Haliddiraga Jataka (#435)

O Bodhisatta foi, certa vez, um asceta. Antes disso, ele era um brâmane rico, mas depois que sua esposa morreu, ele levou seu filho pequeno para viver uma vida religiosa austera nas profundezas do Himalaia. Muitos anos depois, alguns bandidos da região da fronteira invadiram uma cidade para pegar saques e escravos. Uma mulher bonita, mas perversa, fugiu do ataque e, durante sua jornada, encontrou a cabana do Bodhisatta. Ele estava fora coletando comida, mas seu filho estava em casa e a mulher o queria como marido. Ela sabia que a virtude era protegida na floresta, mas se ela pudesse levá-lo para morar com ela na civilização, ela poderia corrompê-lo e colocá-lo sob seu poder. Então a mulher convenceu o filho de que, se ele pudesse resistir à tentação em uma cidade, ele ascenderia a uma vida muito mais nobre do que se o fizesse vivendo na floresta. Ele concordou em ir com ela, mas precisava despedir-se de seu pai primeiro. A mulher sabia que se ainda estivesse lá quando o Bodhisatta voltasse, ele a mataria, então ela partiu imediatamente, deixando uma trilha para o filho seguir mais tarde. O resto do dia ele passou meditando.

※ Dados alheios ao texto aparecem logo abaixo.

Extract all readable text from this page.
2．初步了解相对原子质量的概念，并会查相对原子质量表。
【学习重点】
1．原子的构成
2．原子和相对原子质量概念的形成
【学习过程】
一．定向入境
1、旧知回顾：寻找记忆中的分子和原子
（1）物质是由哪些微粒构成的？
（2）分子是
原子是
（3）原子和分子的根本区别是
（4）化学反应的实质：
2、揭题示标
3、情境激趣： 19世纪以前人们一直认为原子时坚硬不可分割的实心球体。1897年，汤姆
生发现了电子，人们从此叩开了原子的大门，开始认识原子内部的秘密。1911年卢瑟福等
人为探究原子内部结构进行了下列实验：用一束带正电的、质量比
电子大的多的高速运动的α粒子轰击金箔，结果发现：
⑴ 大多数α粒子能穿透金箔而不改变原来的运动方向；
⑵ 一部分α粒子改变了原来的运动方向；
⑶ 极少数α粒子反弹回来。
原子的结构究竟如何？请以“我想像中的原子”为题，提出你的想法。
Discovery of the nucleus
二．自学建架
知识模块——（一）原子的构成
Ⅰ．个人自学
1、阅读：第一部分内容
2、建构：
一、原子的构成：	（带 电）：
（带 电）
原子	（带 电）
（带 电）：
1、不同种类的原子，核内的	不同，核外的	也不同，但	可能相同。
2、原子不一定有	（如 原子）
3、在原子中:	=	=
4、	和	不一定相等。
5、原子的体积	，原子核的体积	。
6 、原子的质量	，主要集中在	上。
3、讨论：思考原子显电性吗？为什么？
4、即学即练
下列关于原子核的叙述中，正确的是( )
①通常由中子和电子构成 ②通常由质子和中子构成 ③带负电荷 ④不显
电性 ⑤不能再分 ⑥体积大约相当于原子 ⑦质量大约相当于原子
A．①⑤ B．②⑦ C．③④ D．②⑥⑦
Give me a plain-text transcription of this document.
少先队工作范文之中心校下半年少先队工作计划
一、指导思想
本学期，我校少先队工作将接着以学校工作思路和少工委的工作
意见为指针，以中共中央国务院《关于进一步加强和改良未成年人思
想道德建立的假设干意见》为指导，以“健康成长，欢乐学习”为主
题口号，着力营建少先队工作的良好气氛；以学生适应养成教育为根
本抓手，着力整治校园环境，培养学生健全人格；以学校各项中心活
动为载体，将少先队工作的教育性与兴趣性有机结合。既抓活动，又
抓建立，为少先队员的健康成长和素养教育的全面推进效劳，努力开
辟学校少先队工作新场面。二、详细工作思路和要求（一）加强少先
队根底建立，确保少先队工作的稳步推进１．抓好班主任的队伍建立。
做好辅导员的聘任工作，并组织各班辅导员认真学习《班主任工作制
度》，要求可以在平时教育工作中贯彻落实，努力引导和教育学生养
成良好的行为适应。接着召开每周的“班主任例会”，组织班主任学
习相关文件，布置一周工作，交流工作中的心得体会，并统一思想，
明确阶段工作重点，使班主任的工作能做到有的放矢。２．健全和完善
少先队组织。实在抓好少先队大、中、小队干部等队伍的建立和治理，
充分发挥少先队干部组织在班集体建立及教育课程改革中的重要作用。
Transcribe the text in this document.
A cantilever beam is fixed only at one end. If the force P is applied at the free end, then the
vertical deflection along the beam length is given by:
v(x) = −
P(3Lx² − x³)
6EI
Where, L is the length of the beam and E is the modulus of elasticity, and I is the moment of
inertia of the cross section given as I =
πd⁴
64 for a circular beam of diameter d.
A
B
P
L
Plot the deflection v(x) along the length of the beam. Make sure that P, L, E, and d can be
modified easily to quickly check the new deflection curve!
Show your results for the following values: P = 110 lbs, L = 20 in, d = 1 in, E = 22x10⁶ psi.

Quando o Bodhisatta voltou, ele imediatamente percebeu que seu filho havia caído sob o poder de uma mulher, porque ele não saiu para cumprimentá-lo e não havia cumprido seus deveres. Ele disse a seu pai que iria testar sua virtude no mundo dos homens, onde sua prática seria mais frutífera. Mas tendo vindo para o Himalaia quando criança, ele não sabia como seria a vida lá, e perguntou a seu pai com qual grupo de pessoas ele deveria fazer amizade. Como uma forma de avisar seu filho como seria a vida fora da floresta, o Bodhisatta respondeu que ele deveria encontrar pessoas confiáveis, dignas de confiança e pacientes e evitar qualquer pessoa tola e impulsiva. O filho sabia que seria muito difícil encontrar pessoas assim, então decidiu não partir. O Bodhisatta então ensinou seu filho a meditação mística, e ambos permaneceram na selva pelo resto de suas vidas.

Durante a Vida do Buda

A mulher perversa que tentou o filho do Bodhisatta era um nascimento anterior de uma jovem gorda e lasciva que não tinha pretendentes para o casamento. Sua mãe decidiu atrair um dos discípulos do Buda para apaixonar-se por ela. Naquela manhã, enquanto oferecia esmolas aos discípulos que passavam por sua casa, a mãe procurou um que pudesse ser tentado pelo desejo de boa comida. Eventualmente, ela viu um discípulo que não havia desistido da preocupação com sua aparência: os cantos de seus olhos estavam ungidos com óleo, alguns cabelos pendurados, suas vestes eram de tecido fino e impecavelmente limpas, e sua tigela era colorida como uma joia preciosa. A mãe sabia que poderia corrompê-lo, então, quando ele chegou à porta, ela pegou sua tigela e o convidou para entrar na casa para comer a melhor comida que ela pudesse oferecer. Quando ele terminou de comer, ela lhe disse para passar novamente a qualquer hora. Ele aceitou sua oferta e eles conheceram-se bem.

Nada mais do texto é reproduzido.